Sarkozy, l'homme qui ne sait pas gouverner


 

Chapitre 3

Une flaque qui mouille

Cela commence par la nuit du Fouquet’s. Drôle d’endroit pour le président d’un parti dénommé « Union pour une majorité populaire ». Populaire, le Fouquet’s ? Oui, si l’on croit que le mot anglais people veut toujours dire « le peuple ». Mais il signifie aussi « les gens », et une certaine presse n’entend l’expression qu’au sens de « gens en vue ». Cette presse people - « pipole », dans sa ridicule adaptation française – fleurit sur fond de réceptions, de fêtes, de vacances exotiques dans lesquelles se meut une petite cohorte de privilégiés, de parvenus, de vraies stars et d’étoiles mortes qui ont le don d’intéresser suffisamment de monde en France pour que les journaux qui leur sont consacrés se portent bien, et même beaucoup mieux que leurs confrères généralistes. La fête du Fouquet’s appartient entièrement à ce genre. A ceci près que ce n’est pas la presse people qui en fait ses choux gras, mais l’ensemble des médias, au premier rang desquels la presse politique. Est-ce le rôle de celle-ci ? Le débat fait rage chez les journalistes. « Où finit la vie politique, où commence la vie privée ? », s’interrogent-ils. Drôle de question. Quand un homme politique comme Nicolas Sarkozy a fait, depuis des années, de l’étalage de sa vie privée un argument de vente de sa candidature à la présidence de la République, elle est automatiquement devenue un élément de la vie politique.
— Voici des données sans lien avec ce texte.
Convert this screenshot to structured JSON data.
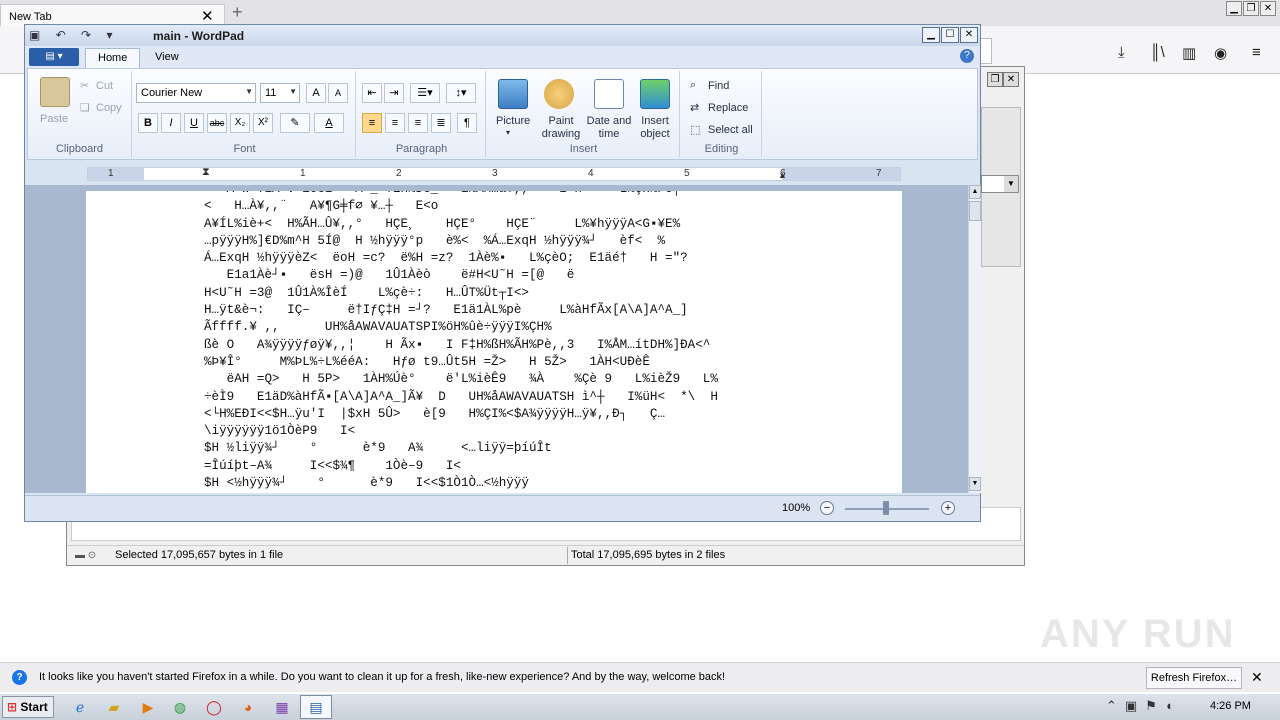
{
  "firefox": {
    "tab_title": "New Tab",
    "tab_close": "✕",
    "new_tab": "+",
    "win_minimize": "▁",
    "win_restore": "❐",
    "win_close": "✕",
    "icons": [
      "download-icon",
      "library-icon",
      "sidebar-icon",
      "account-icon",
      "menu-icon"
    ]
  },
  "wordpad": {
    "title": "main - WordPad",
    "file_button": "▤ ▾",
    "quick_access": "▣ ↶ ↷ ▾",
    "tabs": [
      "Home",
      "View"
    ],
    "help": "?",
    "clipboard": {
      "label": "Clipboard",
      "paste": "Paste",
      "cut": "Cut",
      "copy": "Copy"
    },
    "font": {
      "label": "Font",
      "family": "Courier New",
      "size": "11",
      "grow": "A",
      "shrink": "A",
      "bold": "B",
      "italic": "I",
      "underline": "U",
      "strike": "abc",
      "sub": "X₂",
      "sup": "X²",
      "highlight": "✎",
      "color": "A"
    },
    "paragraph": {
      "label": "Paragraph"
    },
    "insert": {
      "label": "Insert",
      "picture": "Picture",
      "paint": "Paint drawing",
      "datetime": "Date and time",
      "object": "Insert object"
    },
    "editing": {
      "label": "Editing",
      "find": "Find",
      "replace": "Replace",
      "select_all": "Select all"
    },
    "ruler_numbers": [
      "1",
      "1",
      "2",
      "3",
      "4",
      "5",
      "6",
      "7"
    ],
    "document_text": "   A<w-¥ìA-v▪ìOeì~  A<_▪¥EH%Dè_<  ì%AM…a¥,,»   ì<ñ     L%çH%Pè┬\n<   H…À¥,,¨   A¥¶G╪f∅ ¥…┼   E<o\nA¥ÍL%iè+<  H%ÃH…Û¥,,°   HÇE¸    HÇE°    HÇE¨     L%¥hÿÿÿA<G▪¥E%\n…pÿÿÿH%]€D%m^H 5Í@  H ½hÿÿÿ°p   è%<  %Á…ExqH ½hÿÿÿ¾┘   èf<  %\nÁ…ExqH ½hÿÿÿèZ<  ëoH =c?  ë%H =z?  1Àè%▪   L%çèO;  E1äé†   H =\"?\n   E1a1Àè┘▪   ësH =)@   1Û1Àèò    ë#H<U˜H =[@   ë\nH<U˜H =3@  1Û1À%ÎèÍ    L%çè÷:   H…ÛT%Üt┬I<>\nH…ÿt&è¬:   IÇ–     ë†IƒÇ‡H =┘?   E1ä1ÀL%pè     L%àHfÃx[A\\A]A^A_]\nÃffff.¥ ,,      UH%åAWAVAUATSPI%öH%ûè÷ÿÿÿI%ÇH%\nßè O   A¾ÿÿÿÿƒøÿ¥,,¦    H Ãx▪   I F‡H%ßH%ÃH%Pè,,3   I%ÅM…ítDH%]ÐA<^\n%Þ¥Î°     M%ÞL%÷L%ééA:   Hƒø t9…Ût5H =Ž>   H 5Ž>   1ÀH<UÐèÊ\n   ëAH =Q>   H 5P>   1ÀH%Úè°    ë'L%ièÊ9   ¾À    %Çè 9   L%ièŽ9   L%\n÷èÌ9   E1äD%àHfÃ▪[A\\A]A^A_]Ã¥  D   UH%åAWAVAUATSH ì^┼   I%üH<  *\\  H\n<└H%EÐI<<$H…ÿu'I  |$xH 5Û>   è[9   H%ÇI%<$A¾ÿÿÿÿH…ÿ¥,,Ð┐   Ç…\n\\iÿÿÿÿÿÿ1ö1ÒèP9   I<\n$H ½liÿÿ¾┘    °      è*9   A¾     <…liÿÿ=þíúÎt\n=Îúíþt–A¾     I<<$¾¶    1Òè–9   I<\n$H <½hÿÿÿ¾┘    °      è*9   I<<$1Ò1Ò…<½hÿÿÿ",
    "zoom": "100%",
    "zoom_out": "−",
    "zoom_in": "+"
  },
  "archiver": {
    "status_left": "Selected 17,095,657 bytes in 1 file",
    "status_right": "Total 17,095,695 bytes in 2 files"
  },
  "notification": {
    "message": "It looks like you haven't started Firefox in a while. Do you want to clean it up for a fresh, like-new experience? And by the way, welcome back!",
    "button": "Refresh Firefox…",
    "close": "✕"
  },
  "watermark": "ANY RUN",
  "taskbar": {
    "start": "Start",
    "clock": "4:26 PM"
  }
}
Contrairement à ce que s’imaginent beaucoup de gens mal informés, la traque des célébrités par les paparazzis et autres chasseurs d’indiscrétions se fait toujours avec le consentement des personnes pourchassées. Certes il y a des moments où elles préfèreraient qu’on les laisse tranquilles, mais elles ne voudraient pour rien au monde cesser de figurer en bonne place et bon rang dans la presse people. Alors, sitôt que l’intérêt de celle-ci semble faiblir, les « pipoles » se débrouillent pour informer les médias de telle ou telle escapade projetée, d’un amour naissant, d’une rupture douloureuse, et ils s’empressent de poser pour les journaux moyennant finances, lesquels journaux y trouvent évidemment intérêt puisque leur tirage s’en ressent favorablement. Au fond, il ne s’agit que d’une version un peu modernisée du bon vieux jeu de la barbichette : « Je te tiens, tu me tiens par la barbichette, le premier de nous deux qui rira aura une tapette. » Difficile en effet, pour les participants au jeu, de ne pas rire, tant tout cela est bidon et controuvé, et tant personne - journalistes et « pipoles » confondus – n’est dupe de ces mondanités ridicules. Mais enfin il y a des gens qui aiment cela, et ils sont même assez nombreux pour qu’un politicien comme Sarkozy, tout à sa recherche de la plus vaste addition possible de suffrages, consacre beaucoup d’efforts et une attention soutenue à la constitution et à la diffusion de son image médiatique.

C’est le soir de son élection que tout bascule. Sarkozy n’a tout simplement pas compris qu’il est devenu président de la République et qu’il n’est plus, aux yeux des Français et du monde, le même homme. En fait, l’élu à la charge suprême ne s’appartient plus. Tout ce qu’il fait, tout ce qu’il dit est désormais apprécié à l’aune du personnage qu’il est devenu et non plus à celle de l’homme privé qu’il a le droit de continuer à être, mais seulement dans un cadre intime. La fête du Fouquet’s n’est donc pas une banale réception d’amis et d’obligés, comme il s’en déroule des milliers dans la vie des affaires, des associations et des particuliers, mais le premier acte public de la présidence Sarkozy. Et ce premier acte est une véritable catastrophe pour son image. N’oublions pas que dix-neuf millions de Français viennent de voter, le jour même, pour lui, et que l’immense majorité d’entre eux appartient aux classes moyenne et populaire. Or voilà que leur élu s’empresse de leur administrer une gifle monumentale en allant parader devant l’argent et le show-business réunis en plein cœur des Champs-Élysées, « l’avenue la plus chère du monde », comme les journaux ne cessent de le répéter.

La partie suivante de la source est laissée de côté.